We, humans who know arithmetic, can see that int(99.14
* 100)/100
should be (is!) 9914 / 100 = 99.14. But Stata does not
look at the formula and use its knowledge. It has no
knowledge. It is a machine and goes for the best
binary approximation it can find. Here is a
hexadecimal story
. di %21x int(99.14 * 100)/100
+1.8c8f5c28f5c29X+006
No, it's not transparent to me either, but this is the
closest that users can get to seeing how Stata thinks
of this problem. Here is a decimal representation
of that
. di %21.18f int(99.14 * 100)/100
99.140000000000001000
and with the format used this is acceptable as the
right answer. But that isn't what Zach did that he
found puzzling. By default -generate- produces
float variables and there aren't enough bits in those
to
get what Zach sees as being the right answer.
. set obs 1
obs was 0, now 1
. gen v1 = int(99.14 * 100)/100
. di %21.18f v1[1]
99.139999389648437000
This is only a smidgen under 99.14, but the
difference is enough to be noticeable in Zach's
results.
With a -double-, you can reproduce what I did with
-display-:
. gen double V1 = int(99.14 * 100)/100
. di %21.18f V1[1]
99.140000000000001000
Otherwise put, 14/100 = 7/50 is an exact decimal, but
its binary
representation requires an indefinite number of bits.

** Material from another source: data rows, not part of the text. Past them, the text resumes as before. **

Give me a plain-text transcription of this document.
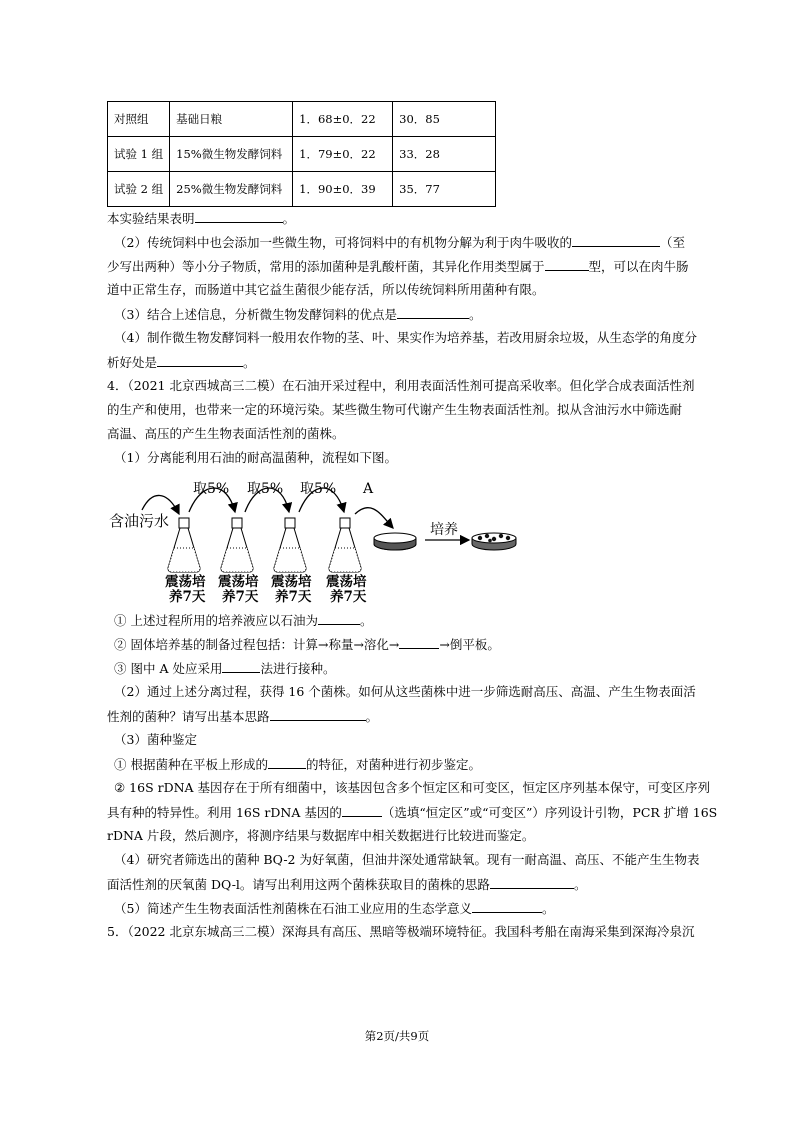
对照组	基础日粮	1．68±0．22	30．85
试验 1 组	15%微生物发酵饲料	1．79±0．22	33．28
试验 2 组	25%微生物发酵饲料	1．90±0．39	35．77
本实验结果表明	。
（2）传统饲料中也会添加一些微生物，可将饲料中的有机物分解为利于肉牛吸收的	（至
少写出两种）等小分子物质，常用的添加菌种是乳酸杆菌，其异化作用类型属于	型，可以在肉牛肠
道中正常生存，而肠道中其它益生菌很少能存活，所以传统饲料所用菌种有限。
（3）结合上述信息，分析微生物发酵饲料的优点是	。
（4）制作微生物发酵饲料一般用农作物的茎、叶、果实作为培养基，若改用厨余垃圾，从生态学的角度分
析好处是	。
4．（2021 北京西城高三二模）在石油开采过程中，利用表面活性剂可提高采收率。但化学合成表面活性剂
的生产和使用，也带来一定的环境污染。某些微生物可代谢产生生物表面活性剂。拟从含油污水中筛选耐
高温、高压的产生生物表面活性剂的菌株。
（1）分离能利用石油的耐高温菌种，流程如下图。
含油污水
取5% 取5% 取5% A
震荡培
养7天
震荡培
养7天
震荡培
养7天
震荡培
养7天
培养
① 上述过程所用的培养液应以石油为	。
② 固体培养基的制备过程包括：计算→称量→溶化→	→倒平板。
③ 图中 A 处应采用	法进行接种。
（2）通过上述分离过程，获得 16 个菌株。如何从这些菌株中进一步筛选耐高压、高温、产生生物表面活
性剂的菌种？请写出基本思路	。
（3）菌种鉴定
① 根据菌种在平板上形成的	的特征，对菌种进行初步鉴定。
② 16S rDNA 基因存在于所有细菌中，该基因包含多个恒定区和可变区，恒定区序列基本保守，可变区序列
具有种的特异性。利用 16S rDNA 基因的	（选填“恒定区”或“可变区”）序列设计引物，PCR 扩增 16S
rDNA 片段，然后测序，将测序结果与数据库中相关数据进行比较进而鉴定。
（4）研究者筛选出的菌种 BQ-2 为好氧菌，但油井深处通常缺氧。现有一耐高温、高压、不能产生生物表
面活性剂的厌氧菌 DQ-l。请写出利用这两个菌株获取目的菌株的思路	。
（5）简述产生生物表面活性剂菌株在石油工业应用的生态学意义	。
5．（2022 北京东城高三二模）深海具有高压、黑暗等极端环境特征。我国科考船在南海采集到深海冷泉沉
第2页/共9页
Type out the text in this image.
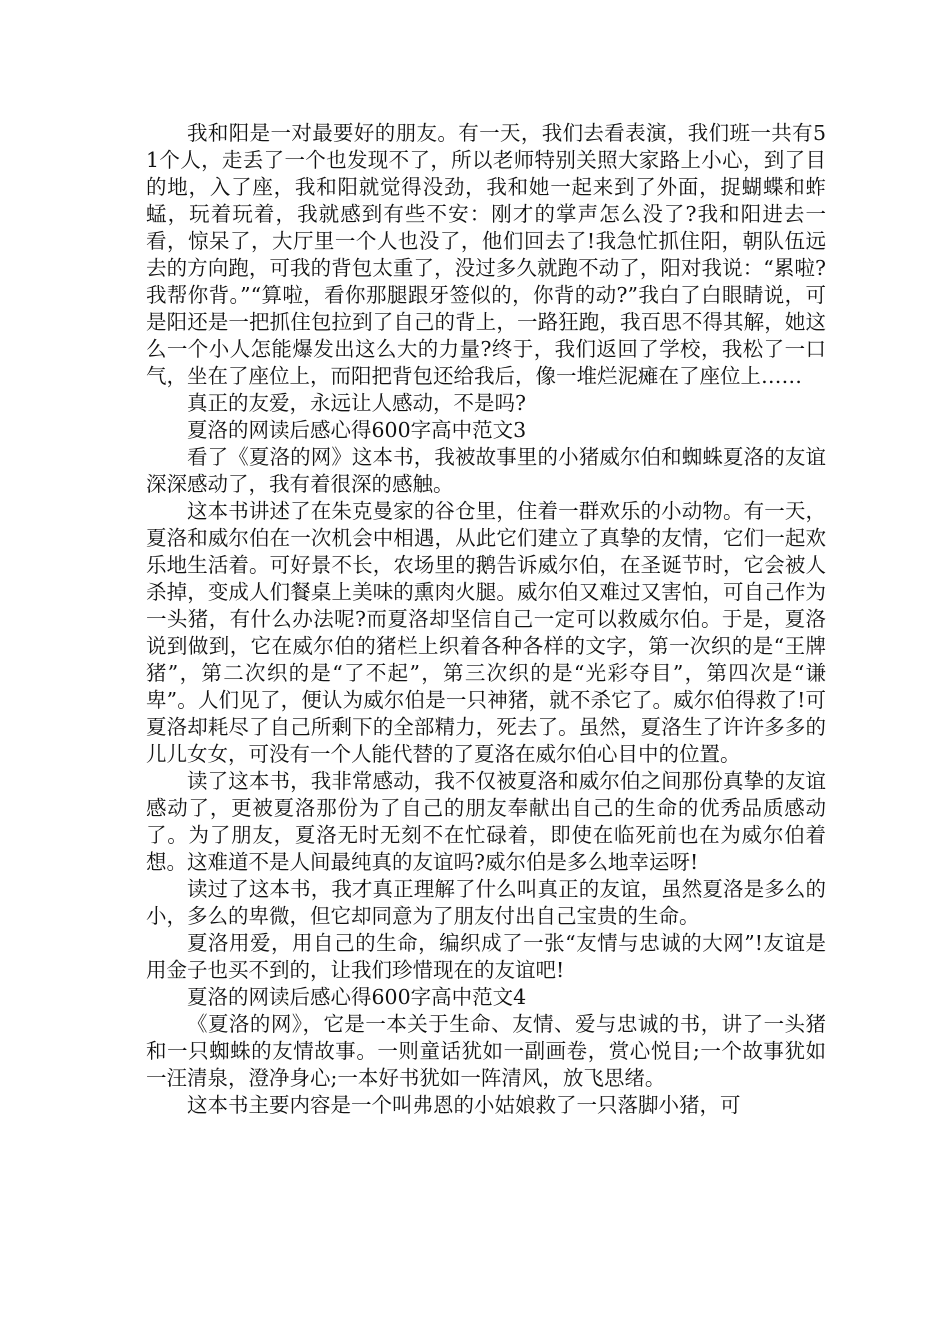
我和阳是一对最要好的朋友。有一天，我们去看表演，我们班一共有51个人，走丢了一个也发现不了，所以老师特别关照大家路上小心，到了目的地，入了座，我和阳就觉得没劲，我和她一起来到了外面，捉蝴蝶和蚱蜢，玩着玩着，我就感到有些不安：刚才的掌声怎么没了?我和阳进去一看，惊呆了，大厅里一个人也没了，他们回去了!我急忙抓住阳，朝队伍远去的方向跑，可我的背包太重了，没过多久就跑不动了，阳对我说：“累啦?我帮你背。”“算啦，看你那腿跟牙签似的，你背的动?”我白了白眼睛说，可是阳还是一把抓住包拉到了自己的背上，一路狂跑，我百思不得其解，她这么一个小人怎能爆发出这么大的力量?终于，我们返回了学校，我松了一口气，坐在了座位上，而阳把背包还给我后，像一堆烂泥瘫在了座位上……

真正的友爱，永远让人感动，不是吗?

夏洛的网读后感心得600字高中范文3

看了《夏洛的网》这本书，我被故事里的小猪威尔伯和蜘蛛夏洛的友谊深深感动了，我有着很深的感触。

这本书讲述了在朱克曼家的谷仓里，住着一群欢乐的小动物。有一天，夏洛和威尔伯在一次机会中相遇，从此它们建立了真挚的友情，它们一起欢乐地生活着。可好景不长，农场里的鹅告诉威尔伯，在圣诞节时，它会被人杀掉，变成人们餐桌上美味的熏肉火腿。威尔伯又难过又害怕，可自己作为一头猪，有什么办法呢?而夏洛却坚信自己一定可以救威尔伯。于是，夏洛说到做到，它在威尔伯的猪栏上织着各种各样的文字，第一次织的是“王牌猪”，第二次织的是“了不起”，第三次织的是“光彩夺目”，第四次是“谦卑”。人们见了，便认为威尔伯是一只神猪，就不杀它了。威尔伯得救了!可夏洛却耗尽了自己所剩下的全部精力，死去了。虽然，夏洛生了许许多多的儿儿女女，可没有一个人能代替的了夏洛在威尔伯心目中的位置。

读了这本书，我非常感动，我不仅被夏洛和威尔伯之间那份真挚的友谊感动了，更被夏洛那份为了自己的朋友奉献出自己的生命的优秀品质感动了。为了朋友，夏洛无时无刻不在忙碌着，即使在临死前也在为威尔伯着想。这难道不是人间最纯真的友谊吗?威尔伯是多么地幸运呀!

读过了这本书，我才真正理解了什么叫真正的友谊，虽然夏洛是多么的小，多么的卑微，但它却同意为了朋友付出自己宝贵的生命。

夏洛用爱，用自己的生命，编织成了一张“友情与忠诚的大网”!友谊是用金子也买不到的，让我们珍惜现在的友谊吧!

夏洛的网读后感心得600字高中范文4

《夏洛的网》，它是一本关于生命、友情、爱与忠诚的书，讲了一头猪和一只蜘蛛的友情故事。一则童话犹如一副画卷，赏心悦目;一个故事犹如一汪清泉，澄净身心;一本好书犹如一阵清风，放飞思绪。

这本书主要内容是一个叫弗恩的小姑娘救了一只落脚小猪，可
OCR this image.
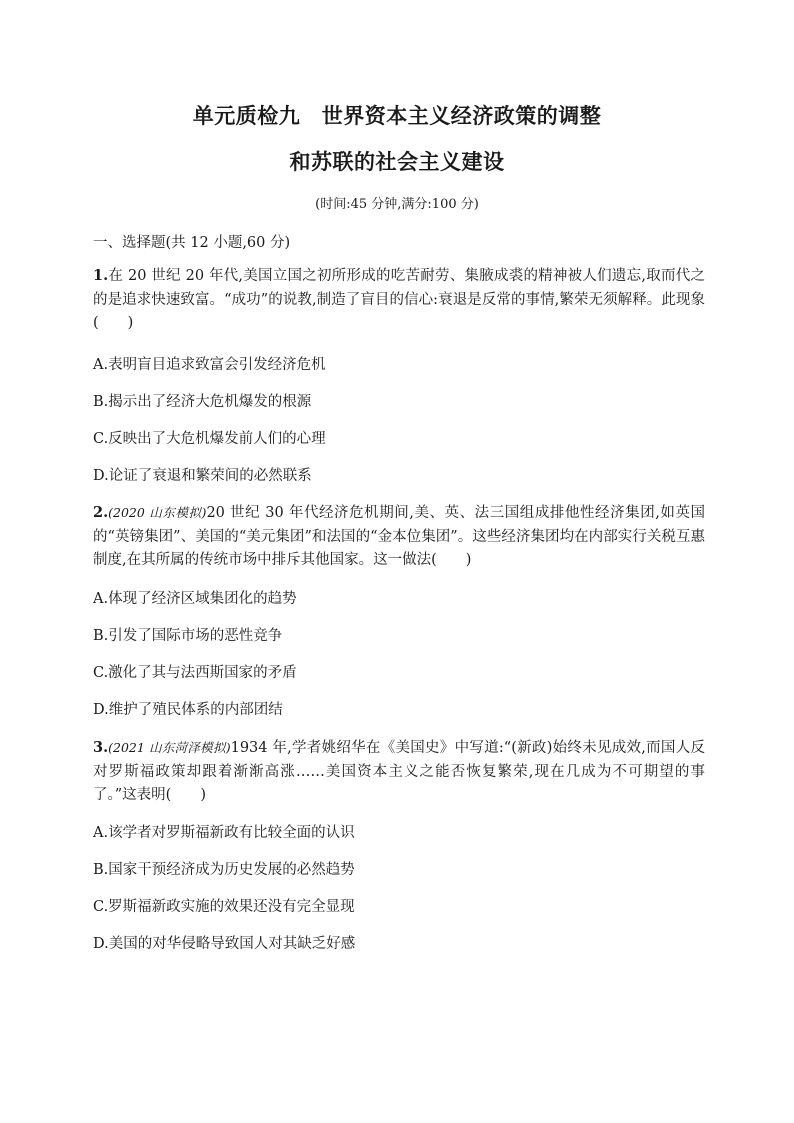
单元质检九　世界资本主义经济政策的调整
和苏联的社会主义建设
(时间:45 分钟,满分:100 分)
一、选择题(共 12 小题,60 分)
1.在 20 世纪 20 年代,美国立国之初所形成的吃苦耐劳、集腋成裘的精神被人们遗忘,取而代之的是追求快速致富。“成功”的说教,制造了盲目的信心:衰退是反常的事情,繁荣无须解释。此现象(　　)
A.表明盲目追求致富会引发经济危机
B.揭示出了经济大危机爆发的根源
C.反映出了大危机爆发前人们的心理
D.论证了衰退和繁荣间的必然联系
2.(2020 山东模拟)20 世纪 30 年代经济危机期间,美、英、法三国组成排他性经济集团,如英国的“英镑集团”、美国的“美元集团”和法国的“金本位集团”。这些经济集团均在内部实行关税互惠制度,在其所属的传统市场中排斥其他国家。这一做法(　　)
A.体现了经济区域集团化的趋势
B.引发了国际市场的恶性竞争
C.激化了其与法西斯国家的矛盾
D.维护了殖民体系的内部团结
3.(2021 山东菏泽模拟)1934 年,学者姚绍华在《美国史》中写道:“(新政)始终未见成效,而国人反对罗斯福政策却跟着渐渐高涨……美国资本主义之能否恢复繁荣,现在几成为不可期望的事了。”这表明(　　)
A.该学者对罗斯福新政有比较全面的认识
B.国家干预经济成为历史发展的必然趋势
C.罗斯福新政实施的效果还没有完全显现
D.美国的对华侵略导致国人对其缺乏好感
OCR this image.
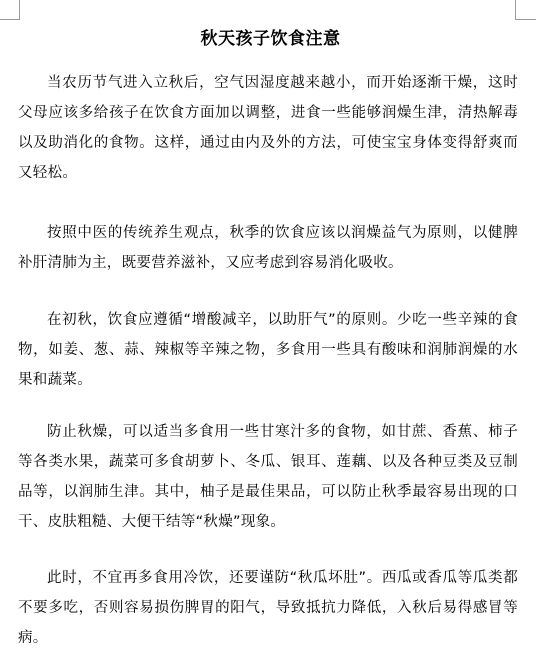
秋天孩子饮食注意

当农历节气进入立秋后，空气因湿度越来越小，而开始逐渐干燥，这时父母应该多给孩子在饮食方面加以调整，进食一些能够润燥生津，清热解毒以及助消化的食物。这样，通过由内及外的方法，可使宝宝身体变得舒爽而又轻松。

按照中医的传统养生观点，秋季的饮食应该以润燥益气为原则，以健脾补肝清肺为主，既要营养滋补，又应考虑到容易消化吸收。

在初秋，饮食应遵循“增酸减辛，以助肝气”的原则。少吃一些辛辣的食物，如姜、葱、蒜、辣椒等辛辣之物，多食用一些具有酸味和润肺润燥的水果和蔬菜。

防止秋燥，可以适当多食用一些甘寒汁多的食物，如甘蔗、香蕉、柿子等各类水果，蔬菜可多食胡萝卜、冬瓜、银耳、莲藕、以及各种豆类及豆制品等，以润肺生津。其中，柚子是最佳果品，可以防止秋季最容易出现的口干、皮肤粗糙、大便干结等“秋燥”现象。

此时，不宜再多食用冷饮，还要谨防“秋瓜坏肚”。西瓜或香瓜等瓜类都不要多吃，否则容易损伤脾胃的阳气，导致抵抗力降低，入秋后易得感冒等病。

The same issue is discussed at
FAQ . . . . . . . . . . . . . . . . . . . Results of
the mod(x,y) function
2/03 Why does the mod(x,y) function sometimes give
puzzling results?
Why is mod(0.3,0.1) not equal to 0?
http://www.stata.com/support/faqs/data/mod.html
and in a more recent Mata matters column by William
Gould.
Nick
[email protected]
Zachary Harrison
Here is a very simplified example demonstrating how
int() appears to not be properly truncating. What am
I missing here?
. set obs 1
obs was 0, now 1
. gen v1 = 99.1400000
. format v1 %9.5f
. list
+----------+
| v1 |
|----------|
1. | 99.14000 |
+----------+
. gen v2 = int(v1 * 100)/100
. gen v3 = v1 * 100
. replace v3 = int(v3)
(0 real changes made)
. replace v3 = v3 / 100
(1 real change made)
. format v2 %9.5f
. format v3 %9.5f
. list
+--------------------------------+
| v1 v2 v3 |
|--------------------------------|
1. | 99.14000 99.13000 99.14000 |
+--------------------------------+
I realize I can do my truncation in more than 1 step,
as v3 does, but would like to know what is different
here. I also of course realize the effect of
truncating 99.14 to 2 places is no change!
I am using Intercooled Stata 8.2 for Windows.